The revolution nobody saw coming (and why event professionals are leading it)

By Kit Watts

2 mins

The final IMEX report of the year is out: 25 in 2025: A brief history of (a) time. Our entirely subjective look back, and brief look forward, is a quick, skimmable, dare we say, enjoyable read.

Here’s a taste of what lies within…

The quiet revolution

In October 2025, something unexpected happened in Tompkins Square Park, New York.

Crowds gathered—not for a concert, not for a protest, but to delete their social media accounts. Together. They called it Delete Days, and now 7.5 million people worldwide have joined a movement to go offline.

The irony’s not lost on us: This crowd came together in real life to disconnect from digital life.

If that doesn't tell you everything about where we are as a society right now, what does?

While the world has been anxiously watching AI disrupt everything and doom-scrolling through another crisis, something profound has been unfolding in the events industry.

Event planners have been leading a revolution. And most of us didn't even realize it.

This isn't about better AV systems or hybrid platforms. This is about our industry becoming the frontline response to what researchers are calling a silent epidemic of disconnection.

25 in 2025: A brief history of a time

Friendship as medicine

Author and speaker Simon Sinek has admitted he's "obsessed with friendship right now." His reasoning? "There's an entire industry to help us be better leaders, better parents, better at eating and exercising—and yet there's barely anything on how to be a friend. And yet friendship is the ultimate bio hack."

Research from Dr. Sonja Lyubomirsky backs this up. She found that up to 40% of our happiness comes from intentional activities and habits—not circumstances, not luck. Intentional design.

And who knows more about designing intentional experiences than event planners?

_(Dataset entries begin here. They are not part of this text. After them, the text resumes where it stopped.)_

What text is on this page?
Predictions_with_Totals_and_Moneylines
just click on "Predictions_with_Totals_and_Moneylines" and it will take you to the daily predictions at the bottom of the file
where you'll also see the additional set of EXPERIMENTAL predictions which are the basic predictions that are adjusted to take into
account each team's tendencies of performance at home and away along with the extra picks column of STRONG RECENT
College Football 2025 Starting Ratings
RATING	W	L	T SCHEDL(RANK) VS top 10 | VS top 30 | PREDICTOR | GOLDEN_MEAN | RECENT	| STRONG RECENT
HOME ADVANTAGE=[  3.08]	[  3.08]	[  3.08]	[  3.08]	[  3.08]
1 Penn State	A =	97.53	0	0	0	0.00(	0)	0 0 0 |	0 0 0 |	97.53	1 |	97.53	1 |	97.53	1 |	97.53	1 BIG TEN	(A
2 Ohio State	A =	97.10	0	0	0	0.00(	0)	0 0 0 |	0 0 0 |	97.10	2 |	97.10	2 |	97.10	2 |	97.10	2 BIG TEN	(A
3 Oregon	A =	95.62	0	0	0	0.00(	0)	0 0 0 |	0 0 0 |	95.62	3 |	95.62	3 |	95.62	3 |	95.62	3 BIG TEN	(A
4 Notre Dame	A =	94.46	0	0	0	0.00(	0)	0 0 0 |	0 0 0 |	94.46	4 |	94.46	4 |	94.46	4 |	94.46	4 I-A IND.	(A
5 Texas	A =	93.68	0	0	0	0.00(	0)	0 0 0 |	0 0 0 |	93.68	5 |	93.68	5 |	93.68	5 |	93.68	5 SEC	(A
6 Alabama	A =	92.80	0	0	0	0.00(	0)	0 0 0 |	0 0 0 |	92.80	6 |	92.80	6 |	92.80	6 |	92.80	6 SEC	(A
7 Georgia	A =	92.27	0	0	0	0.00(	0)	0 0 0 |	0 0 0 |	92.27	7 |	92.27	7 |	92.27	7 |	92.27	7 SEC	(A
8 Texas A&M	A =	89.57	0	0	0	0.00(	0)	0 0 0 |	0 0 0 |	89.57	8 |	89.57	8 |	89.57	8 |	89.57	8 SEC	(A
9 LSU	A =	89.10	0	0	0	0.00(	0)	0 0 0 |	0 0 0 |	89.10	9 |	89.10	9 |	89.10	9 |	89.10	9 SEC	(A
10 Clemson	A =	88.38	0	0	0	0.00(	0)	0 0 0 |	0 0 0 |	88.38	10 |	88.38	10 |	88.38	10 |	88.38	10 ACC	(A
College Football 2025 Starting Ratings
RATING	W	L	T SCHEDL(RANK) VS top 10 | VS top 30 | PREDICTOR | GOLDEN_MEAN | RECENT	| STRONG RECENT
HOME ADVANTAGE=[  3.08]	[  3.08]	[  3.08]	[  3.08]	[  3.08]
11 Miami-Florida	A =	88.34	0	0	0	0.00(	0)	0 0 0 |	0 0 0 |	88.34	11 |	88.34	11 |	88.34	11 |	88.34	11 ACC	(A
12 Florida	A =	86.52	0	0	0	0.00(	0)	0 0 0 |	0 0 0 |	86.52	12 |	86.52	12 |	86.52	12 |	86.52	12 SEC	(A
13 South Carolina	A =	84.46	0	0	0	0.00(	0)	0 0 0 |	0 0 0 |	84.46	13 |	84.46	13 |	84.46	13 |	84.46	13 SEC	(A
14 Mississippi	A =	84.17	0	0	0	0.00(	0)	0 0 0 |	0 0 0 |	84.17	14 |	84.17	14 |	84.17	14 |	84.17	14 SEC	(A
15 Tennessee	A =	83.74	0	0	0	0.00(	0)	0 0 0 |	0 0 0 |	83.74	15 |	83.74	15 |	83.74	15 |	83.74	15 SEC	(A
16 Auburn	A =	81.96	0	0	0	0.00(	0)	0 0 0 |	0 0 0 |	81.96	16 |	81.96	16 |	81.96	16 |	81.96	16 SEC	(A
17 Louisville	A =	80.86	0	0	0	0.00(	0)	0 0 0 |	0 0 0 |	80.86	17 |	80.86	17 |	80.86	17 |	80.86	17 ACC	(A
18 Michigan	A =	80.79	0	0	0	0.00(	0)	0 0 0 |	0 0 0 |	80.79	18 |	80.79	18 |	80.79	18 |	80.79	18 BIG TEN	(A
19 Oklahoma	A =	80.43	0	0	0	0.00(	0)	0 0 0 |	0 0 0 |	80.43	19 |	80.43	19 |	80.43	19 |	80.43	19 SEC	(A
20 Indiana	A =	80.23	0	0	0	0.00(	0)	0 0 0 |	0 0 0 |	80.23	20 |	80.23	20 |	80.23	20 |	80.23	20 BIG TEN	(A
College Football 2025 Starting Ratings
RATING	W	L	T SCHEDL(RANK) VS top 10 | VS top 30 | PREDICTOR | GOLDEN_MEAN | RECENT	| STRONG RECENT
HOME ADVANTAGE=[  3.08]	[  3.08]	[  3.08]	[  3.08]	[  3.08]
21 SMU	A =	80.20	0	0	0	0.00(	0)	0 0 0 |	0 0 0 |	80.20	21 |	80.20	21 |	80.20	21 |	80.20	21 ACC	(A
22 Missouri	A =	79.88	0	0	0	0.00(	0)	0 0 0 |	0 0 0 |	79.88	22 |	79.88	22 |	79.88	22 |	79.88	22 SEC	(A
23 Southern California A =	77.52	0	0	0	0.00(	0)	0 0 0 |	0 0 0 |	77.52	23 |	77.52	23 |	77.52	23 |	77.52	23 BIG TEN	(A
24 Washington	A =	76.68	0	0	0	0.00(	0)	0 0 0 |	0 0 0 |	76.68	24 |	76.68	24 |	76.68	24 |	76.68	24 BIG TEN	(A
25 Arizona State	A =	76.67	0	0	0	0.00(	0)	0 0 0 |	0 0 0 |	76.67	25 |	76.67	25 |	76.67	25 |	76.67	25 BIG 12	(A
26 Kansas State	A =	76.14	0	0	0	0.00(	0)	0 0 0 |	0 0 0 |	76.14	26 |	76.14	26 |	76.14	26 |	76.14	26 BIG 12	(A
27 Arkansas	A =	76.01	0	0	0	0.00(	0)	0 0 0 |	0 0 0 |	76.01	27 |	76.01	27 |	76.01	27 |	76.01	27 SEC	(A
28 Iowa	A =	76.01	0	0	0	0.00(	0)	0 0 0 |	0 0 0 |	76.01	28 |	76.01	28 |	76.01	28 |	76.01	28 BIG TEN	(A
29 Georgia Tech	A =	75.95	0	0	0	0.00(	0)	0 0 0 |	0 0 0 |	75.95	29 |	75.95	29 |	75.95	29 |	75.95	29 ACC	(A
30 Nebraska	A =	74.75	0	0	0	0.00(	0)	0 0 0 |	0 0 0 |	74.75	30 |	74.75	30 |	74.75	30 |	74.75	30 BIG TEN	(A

The global meetings and events industry has been creating the conditions for connection for years. We call it networking (side note, this report also explores what’s not working about networking).

Now there’s a reframe: Events as social healing.

Jessica Turek Weickert, VP of Strategy at XDA, put it this way: "There's a medicine that has the power to heal us, transform us, and give us resilience to combat loneliness. This medicine is what I like to call: experiences."

What's changing on the ground

This year we saw remarkable shifts. Science-backed wellness activations timed to circadian rhythms. Resilience rooms offering spaces to pause and restore. The start of a dialog about industry-specific mental health standards recognizing that event professionals work in a deadline-driven, stressful field.

At IMEX America, we partnered with the American Psychological Association and Australian Psychological Society on a new event industry certification. We were thrilled to earn Level III Comprehensive Neurodivergent Accommodation—designing off-show floor spaces where all minds can thrive, not just some.

Metrics are changing

Cvent's 2025 research introduced Return on Relationships (ROR) as a key success marker. Not just ROI. Not just brand awareness. The strength of relationships built at events matters. The challenge is can we prove it.

And yes, there's now technology that can measure joy in real time. You’ll have to read our report for a deeper dive.

For those who missed it, our colleague Tahira Endean literally wrote a book on it too: Our KPI is Joy.

The paradox of slowing down

At IMEX Frankfurt Venezuelan communication coach José Ucar challenged us to do something counter intuitive: slow down. Not just speak slower—think slower. But be more present.

Meanwhile, Hilton's 2026 Trends Report introduced us to "hushpitality"—travelers seeking destinations that dial down life's distractions; seeking calm and even extended moments of silence. It’s a more refined version of ‘sofa rotting’which parents of teens no doubt know well!

We also learned the most innovative event planners are now talking like theater directors—mapping emotional journeys, thinking in acts, building in moments of rest alongside peak experiences. The language of event design itself is shifting from logistics to feelings. Expect a lot more about the ‘felt experience’ of an event in 2026.

This one's all yours

So, here's our question: What positive impact will you create in 2026?

What will you design or facilitate that helps people connect with each other, heal, or feel truly seen?

Because if 2025 taught us anything, it's that the small intentional acts we create ripple out in ways we can't always measure—but that matter more than ever.

About the author

Kit Watts has worked with the IMEX team in several guises, including PR and content, since the first IMEX Frankfurt in 2003.